Microlenders, Honored With Nobel, Are Struggling

MUMBAI — Microcredit is losing its halo in many developing countries.

Microcredit was once extolled by world leaders like Bill Clinton and Tony Blair as a powerful tool that could help eliminate poverty, through loans as small as $50 to cowherds, basket weavers and other poor people for starting or expanding businesses. But now microloans have met with political hostility in Bangladesh, India, Nicaragua and other developing countries.

In December, the prime minister of Bangladesh, Sheik Hasina Wazed — who had championed microloans alongside Mr. Clinton at talks in Washington in 1997, while Mr. Clinton was president — turned her back on them. She said microlenders were “sucking blood from the poor in the name of poverty alleviation,” and she ordered an investigation into Grameen Bank, which had pioneered microcredit and which, along with its founder, was awarded the Nobel Peace Prize in 2006.

In India, until recently home to the world’s fastest-growing microcredit businesses, lending has slowed sharply since the state with the most microloans adopted a strict law restricting lending. In Nicaragua, Pakistan and Bolivia, activists and politicians have urged borrowers not to repay their loans.

The hostility toward microfinance is a sharp reversal from the praise and good will that politicians, social workers and bankers showered on the sector in the past decade. Philanthropists and investors poured billions of dollars into nonprofit and for-profit microlenders, which were considered vital players in achieving the United Nations’ ambitious Millennium Development Goals for 2015, which world leaders set in 2000. One of the goals was to reduce by half the number of people in extreme poverty.

The attention lavished on microcredit helped the sector reach more than 91 million customers, most of them women, with loans totaling more than $70 billion by the end of 2009. India and Bangladesh account for half of all borrowers.

But as with other trumpeted development initiatives that have promised to lift hundreds of millions from poverty, microcredit has struggled to turn rhetoric into tangible success.

Done right, the loans have shown promise in allowing some borrowers to build sustainable livelihoods. But it has also become clear that the rapid growth of microcredit — in India, some lending companies were growing at 60 percent to 100 percent a year — has made the loans much less effective.

Most borrowers do not appear to be climbing out of poverty, and a sizable minority of them are getting trapped in a spiral of debt, according to studies and analysts.

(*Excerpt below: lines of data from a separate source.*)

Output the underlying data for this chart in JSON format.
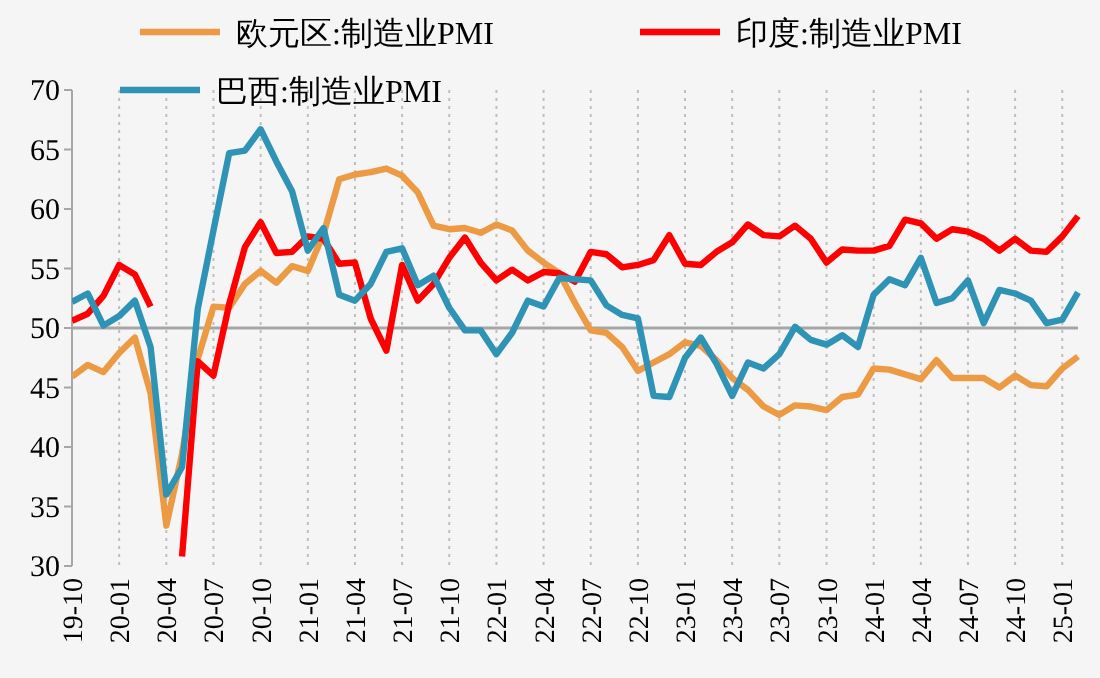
{
  "chart_data": {
    "type": "line",
    "categories": [
      "19-10",
      null,
      null,
      "20-01",
      null,
      null,
      "20-04",
      null,
      null,
      "20-07",
      null,
      null,
      "20-10",
      null,
      null,
      "21-01",
      null,
      null,
      "21-04",
      null,
      null,
      "21-07",
      null,
      null,
      "21-10",
      null,
      null,
      "22-01",
      null,
      null,
      "22-04",
      null,
      null,
      "22-07",
      null,
      null,
      "22-10",
      null,
      null,
      "23-01",
      null,
      null,
      "23-04",
      null,
      null,
      "23-07",
      null,
      null,
      "23-10",
      null,
      null,
      "24-01",
      null,
      null,
      "24-04",
      null,
      null,
      "24-07",
      null,
      null,
      "24-10",
      null,
      null,
      "25-01",
      null
    ],
    "series": [
      {
        "name": "欧元区:制造业PMI",
        "color": "#ed9a44",
        "values": [
          45.9,
          46.9,
          46.3,
          47.9,
          49.2,
          44.5,
          33.4,
          39.4,
          47.4,
          51.8,
          51.7,
          53.7,
          54.8,
          53.8,
          55.2,
          54.8,
          57.9,
          62.5,
          62.9,
          63.1,
          63.4,
          62.8,
          61.4,
          58.6,
          58.3,
          58.4,
          58.0,
          58.7,
          58.2,
          56.5,
          55.5,
          54.6,
          52.1,
          49.8,
          49.6,
          48.4,
          46.4,
          47.1,
          47.8,
          48.8,
          48.5,
          47.3,
          45.8,
          44.8,
          43.4,
          42.7,
          43.5,
          43.4,
          43.1,
          44.2,
          44.4,
          46.6,
          46.5,
          46.1,
          45.7,
          47.3,
          45.8,
          45.8,
          45.8,
          45.0,
          46.0,
          45.2,
          45.1,
          46.6,
          47.6
        ]
      },
      {
        "name": "印度:制造业PMI",
        "color": "#ff0000",
        "values": [
          50.6,
          51.2,
          52.7,
          55.3,
          54.5,
          51.8,
          null,
          30.8,
          47.2,
          46.0,
          52.0,
          56.8,
          58.9,
          56.3,
          56.4,
          57.7,
          57.5,
          55.4,
          55.5,
          50.8,
          48.1,
          55.3,
          52.3,
          53.7,
          55.9,
          57.6,
          55.5,
          54.0,
          54.9,
          54.0,
          54.7,
          54.6,
          53.9,
          56.4,
          56.2,
          55.1,
          55.3,
          55.7,
          57.8,
          55.4,
          55.3,
          56.4,
          57.2,
          58.7,
          57.8,
          57.7,
          58.6,
          57.5,
          55.5,
          56.6,
          56.5,
          56.5,
          56.9,
          59.1,
          58.8,
          57.5,
          58.3,
          58.1,
          57.5,
          56.5,
          57.5,
          56.5,
          56.4,
          57.7,
          59.4
        ]
      },
      {
        "name": "巴西:制造业PMI",
        "color": "#2e93b5",
        "values": [
          52.2,
          52.9,
          50.2,
          51.0,
          52.3,
          48.4,
          36.0,
          38.3,
          51.6,
          58.2,
          64.7,
          64.9,
          66.7,
          64.0,
          61.5,
          56.5,
          58.4,
          52.8,
          52.3,
          53.7,
          56.4,
          56.7,
          53.6,
          54.4,
          51.7,
          49.8,
          49.8,
          47.8,
          49.6,
          52.3,
          51.8,
          54.2,
          54.1,
          54.0,
          51.9,
          51.1,
          50.8,
          44.3,
          44.2,
          47.5,
          49.2,
          47.0,
          44.3,
          47.1,
          46.6,
          47.8,
          50.1,
          49.0,
          48.6,
          49.4,
          48.4,
          52.8,
          54.1,
          53.6,
          55.9,
          52.1,
          52.5,
          54.0,
          50.4,
          53.2,
          52.9,
          52.3,
          50.4,
          50.7,
          53.0
        ]
      }
    ],
    "ylim": [
      30,
      70
    ],
    "yticks": [
      30,
      35,
      40,
      45,
      50,
      55,
      60,
      65,
      70
    ],
    "ref_lines": [
      {
        "axis": "y",
        "value": 50,
        "color": "#a6a6a6"
      }
    ],
    "grid": "x",
    "legend": "top",
    "line_style": "solid",
    "marker": "none"
  }
}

“Credit is both the source of possibilities and it’s a bond,” said David Roodman, a senior fellow at the Center for Global Development, a research organization in Washington. “Credit is often operating at this knife’s edge, and that gets forgotten.”

And with the results for borrowers mixed, some lenders have minted profits that might make Wall Street bankers envious. For instance, investors in the largest microcredit company in India, SKS Microfinance, sold shares last year for as much as 95 times what had been paid for them a few years earlier.

Meanwhile, politicians in developing nations, some of whom had long resented microlenders as competitors for the hearts and minds of the poor, have taken to depicting lenders as profiteering at the expense of borrowers.

The president of Nicaragua, Daniel Ortega, for example, supported “movimiento no pago,” or the no-pay movement, which was started in 2008 by farmers after some borrowers could not pay their debts. Partly as a result of that campaign, a judge recently ordered the liquidation of one of the country’s leading microlenders, Banco del Exito, or Success Bank.

“These crises happen when the microfinance sector gets saturated, when it grows too fast and the mechanism for controlling overindebtedness is not very well developed,” said Elisabeth Rhyne, a senior official at Accion International, an organization in Boston that invests in microlenders. “On the political side, politicians or political actors take advantage of an opportunity. When they see grievances, they go, ‘Wow, we can make some hay with this.”’

While a broad thread of resentment and disenchantment runs across the globe, the hostility toward microcredit stems from different circumstances in each nation.